After the Texas Department of Transportation ordered the removal of Playboy Marfa on the grounds that it was illegal advertising, we learned that the government agency had classified nearby Prada Marfa as illegal advertising too. (Read more about the revealing art-versus-advertising debate in Marfa here.) On September 10, 2013, we reached Michael Elmgreen, one of the two artists behind Prada Marfa, for comment:

MICHAEL ELMGREEN: This is an embarrassment for that office. If it really is against the regulations, they should have found out in 2005, when Prada Marfa was erected. If I were head of the office there, I would fire the person who came up with this now, after almost ten years. This is a waste of taxpayer money.

There’s no company behind the artwork. I was not commissioned by Prada. I asked them permission to use their logo because I didn’t want a lawsuit. They never, ever asked me to do advertisement for them. This work is not to promote their brand. Maybe today it has become so famous that it is actually good for them to have it there, but it was meant as a critique of the luxury goods industry, to put a shop in the middle of the desert. Prada was sympathetic to the idea of being criticized, and that’s all. There’s no commercial relation between Prada and us.

If they [TxDOT] want to go to court, I will be able to teach them a long lesson in art history, because there is a lot of artwork throughout history that would be banned on that account. Most famous contemporary artists today have been using, at some point in their careers, a brand and have played it off against a different context, displayed it in a different and new way—sometimes as statements against consumerism. They’re not only slow but they also seem to be a bit uncultured. If they read the books we all should have read in school—if we didn’t sleep in classes—then they would know about these things.

FRANCESCA MARI: In addition to Andy Warhol, what other artists have employed logos in their art?

ME: Plenty of famous artists for the past fifty years have used brand logos, like Campbell Soup or Coca Cola, in their artworks as cultural references—from Warhol to Ai Wei Wei. If these were ads, I doubt that art collectors would be willing to pay millions of dollars for these works on auctions, like they pay for an Andy Warhol painting, for instance.

Are you not allowed to include references to reality? What TxDOT is saying is that you’re not allowed to quote anything but art in your artwork. I mean, will you not be able to do artworks with the Statue of Liberty? Would you not be able to do artworks with the dollar sign? Would you not be able to do artworks that were using figures from public culture, like the Disney figures? Would you not be able to use Coca Cola signs? It’s very square-minded.

It’s an interesting discussion, maybe. But I’m quite sure they wouldn’t win it, since we were never, ever commissioned to do a promotion for Prada. Prada Marfa is an artwork that has been initiated by us [and Ballroom Marfa] and Art Production Fund in New York.

There’s a difference between being commissioned by a company to do something for them and using their logo, and using their logo on your own. I’m not saying that it’s justified to ban the Playboy sign, but it’s a very different story that Playboy hired an artist to do something with their logo than an artist using a brand logo—because I’m not speaking on behalf of Prada.

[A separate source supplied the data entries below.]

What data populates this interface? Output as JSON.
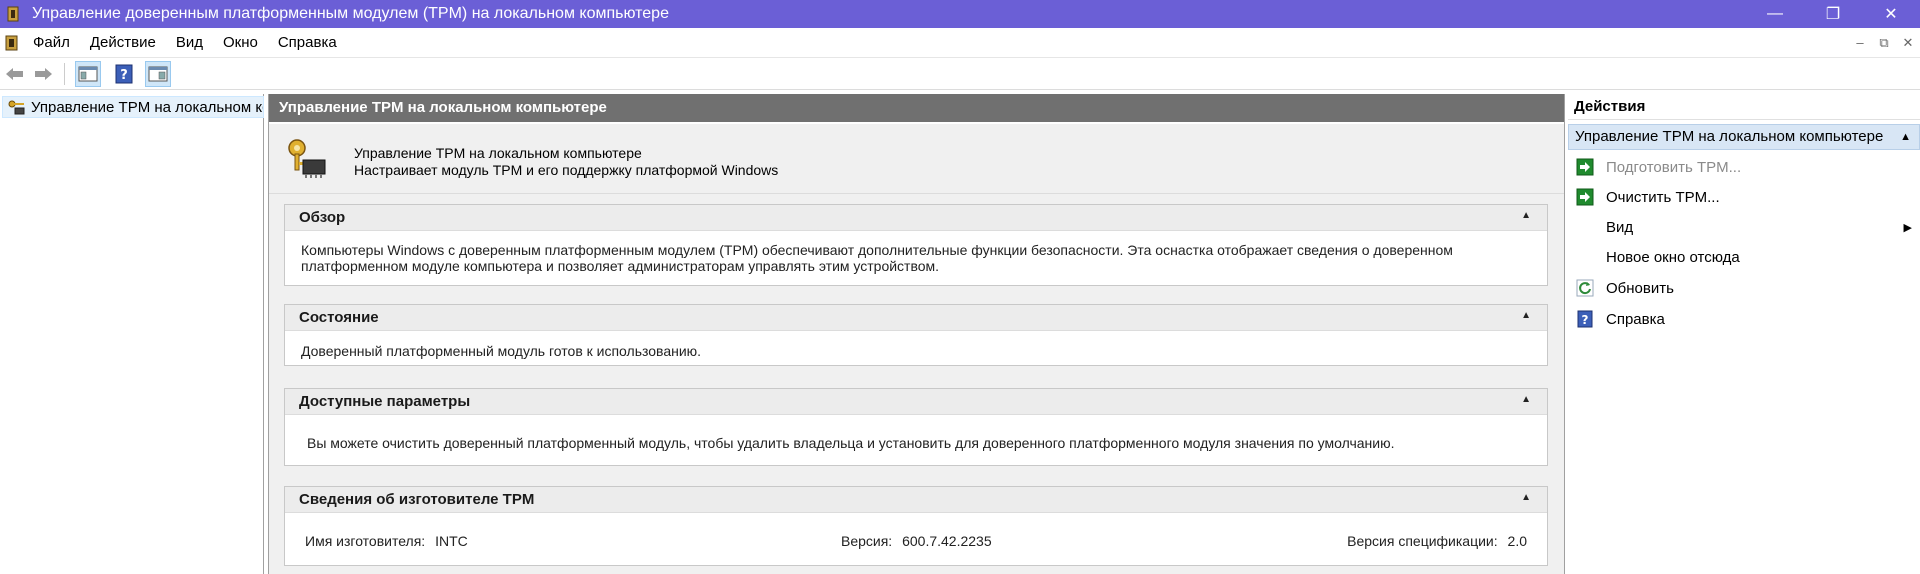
{
  "window": {
    "title": "Управление доверенным платформенным модулем (TPM) на локальном компьютере",
    "minimize": "—",
    "maximize": "❐",
    "close": "✕"
  },
  "menu": {
    "items": [
      "Файл",
      "Действие",
      "Вид",
      "Окно",
      "Справка"
    ],
    "mdi_minimize": "–",
    "mdi_restore": "⧉",
    "mdi_close": "✕"
  },
  "toolbar": {
    "icons": [
      "back-arrow-icon",
      "forward-arrow-icon",
      "show-hide-tree-icon",
      "help-icon",
      "show-hide-action-pane-icon"
    ]
  },
  "tree": {
    "root_label": "Управление TPM на локальном кс"
  },
  "center": {
    "header": "Управление TPM на локальном компьютере",
    "intro_line1": "Управление TPM на локальном компьютере",
    "intro_line2": "Настраивает модуль TPM и его поддержку платформой Windows",
    "overview": {
      "title": "Обзор",
      "text1": "Компьютеры Windows с доверенным платформенным модулем (TPM) обеспечивают дополнительные функции безопасности. Эта оснастка отображает сведения о доверенном",
      "text2": "платформенном модуле компьютера и позволяет администраторам управлять этим устройством."
    },
    "status": {
      "title": "Состояние",
      "text": "Доверенный платформенный модуль готов к использованию."
    },
    "options": {
      "title": "Доступные параметры",
      "text": "Вы можете очистить доверенный платформенный модуль, чтобы удалить владельца и установить для доверенного платформенного модуля значения по умолчанию."
    },
    "manufacturer": {
      "title": "Сведения об изготовителе TPM",
      "name_label": "Имя изготовителя:",
      "name_value": "INTC",
      "version_label": "Версия:",
      "version_value": "600.7.42.2235",
      "spec_label": "Версия спецификации:",
      "spec_value": "2.0"
    },
    "collapse_glyph": "▲"
  },
  "actions": {
    "header": "Действия",
    "group": "Управление TPM на локальном компьютере",
    "items": [
      {
        "label": "Подготовить TPM...",
        "icon": "green-arrow-icon",
        "disabled": true
      },
      {
        "label": "Очистить TPM...",
        "icon": "green-arrow-icon",
        "disabled": false
      },
      {
        "label": "Вид",
        "icon": "",
        "disabled": false,
        "submenu": true
      },
      {
        "label": "Новое окно отсюда",
        "icon": "",
        "disabled": false
      },
      {
        "label": "Обновить",
        "icon": "refresh-icon",
        "disabled": false
      },
      {
        "label": "Справка",
        "icon": "help-icon",
        "disabled": false
      }
    ],
    "group_caret": "▲",
    "submenu_arrow": "▶"
  },
  "colors": {
    "titlebar": "#6b5fd6",
    "center_header": "#707070",
    "selection": "#d8e6f5"
  }
}
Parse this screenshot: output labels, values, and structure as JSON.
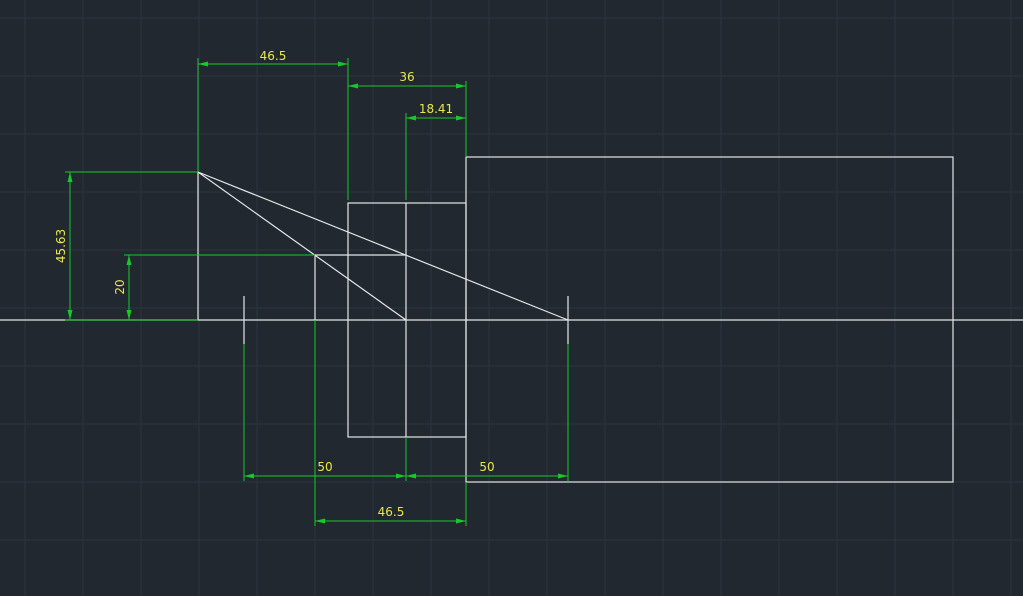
{
  "colors": {
    "background": "#212830",
    "grid": "#2c3540",
    "geometry": "#e6e6e6",
    "dimension_line": "#18c82a",
    "dimension_text": "#e8e84a"
  },
  "dimensions": {
    "top_465": "46.5",
    "top_36": "36",
    "top_1841": "18.41",
    "left_4563": "45.63",
    "left_20": "20",
    "bottom_50_left": "50",
    "bottom_50_right": "50",
    "bottom_465": "46.5"
  }
}
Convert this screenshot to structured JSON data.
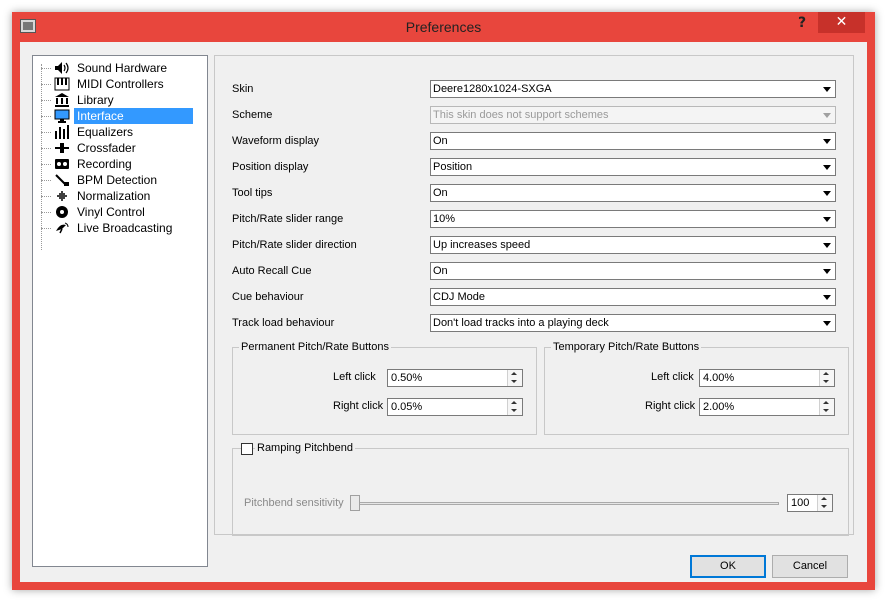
{
  "window": {
    "title": "Preferences",
    "help_label": "?",
    "close_label": "✕"
  },
  "sidebar": {
    "items": [
      {
        "label": "Sound Hardware",
        "icon": "speaker-icon"
      },
      {
        "label": "MIDI Controllers",
        "icon": "midi-keyboard-icon"
      },
      {
        "label": "Library",
        "icon": "library-icon"
      },
      {
        "label": "Interface",
        "icon": "monitor-icon",
        "selected": true
      },
      {
        "label": "Equalizers",
        "icon": "equalizer-icon"
      },
      {
        "label": "Crossfader",
        "icon": "crossfader-icon"
      },
      {
        "label": "Recording",
        "icon": "recording-icon"
      },
      {
        "label": "BPM Detection",
        "icon": "bpm-icon"
      },
      {
        "label": "Normalization",
        "icon": "normalization-icon"
      },
      {
        "label": "Vinyl Control",
        "icon": "vinyl-icon"
      },
      {
        "label": "Live Broadcasting",
        "icon": "broadcast-icon"
      }
    ]
  },
  "settings": [
    {
      "label": "Skin",
      "value": "Deere1280x1024-SXGA"
    },
    {
      "label": "Scheme",
      "value": "This skin does not support schemes",
      "disabled": true
    },
    {
      "label": "Waveform display",
      "value": "On"
    },
    {
      "label": "Position display",
      "value": "Position"
    },
    {
      "label": "Tool tips",
      "value": "On"
    },
    {
      "label": "Pitch/Rate slider range",
      "value": "10%"
    },
    {
      "label": "Pitch/Rate slider direction",
      "value": "Up increases speed"
    },
    {
      "label": "Auto Recall Cue",
      "value": "On"
    },
    {
      "label": "Cue behaviour",
      "value": "CDJ Mode"
    },
    {
      "label": "Track load behaviour",
      "value": "Don't load tracks into a playing deck"
    }
  ],
  "permanent_group": {
    "title": "Permanent Pitch/Rate Buttons",
    "left_label": "Left click",
    "left_value": "0.50%",
    "right_label": "Right click",
    "right_value": "0.05%"
  },
  "temporary_group": {
    "title": "Temporary Pitch/Rate Buttons",
    "left_label": "Left click",
    "left_value": "4.00%",
    "right_label": "Right click",
    "right_value": "2.00%"
  },
  "ramping": {
    "checkbox_label": "Ramping Pitchbend",
    "checked": false,
    "sensitivity_label": "Pitchbend sensitivity",
    "sensitivity_value": "100"
  },
  "buttons": {
    "ok": "OK",
    "cancel": "Cancel"
  },
  "colors": {
    "accent": "#3399ff",
    "titlebar": "#e8463d",
    "close": "#c7312a"
  }
}
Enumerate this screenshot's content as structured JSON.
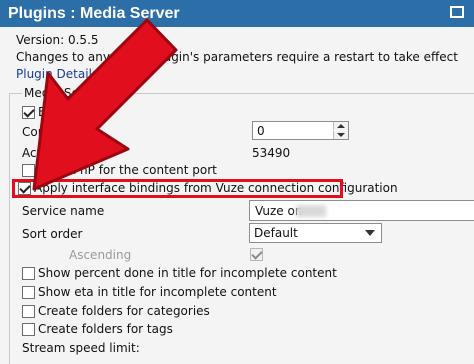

FM: Given that they determined this on July 9, and they haven’t taken any action—there’s no official Order of Removal—I suspect that they’re having their own internal debates about the situation. Have you received any notices?

ME: No. With all the skepticism when it first was installed, I think it might have become part of the Marfa profile, as a modest little entity. I think a lot of people would actually be unhappy that Prada Marfa was not there. If they want to remove it because of bureaucracy, we tear it down. And then we can say that one of the quite well-known permanent artworks—that hasn’t cost taxpayers anything and that has been elected one of the most-worth-seeing roadside attractions in the states—is no longer.

But they can’t argue that it’s an advertisement. They can, of course, argue that the Prada logo is on it, but these two things are not the same. An ad is not where a brand logo appears. Then graffiti or someone writing Prada on his T-shirt would be an advertisement. It’s not. An advertisement is something a company places in order to promote itself. TxDOT just wants a house without a logo. That is the essential distinction between the Playboy and the artwork by us, I think.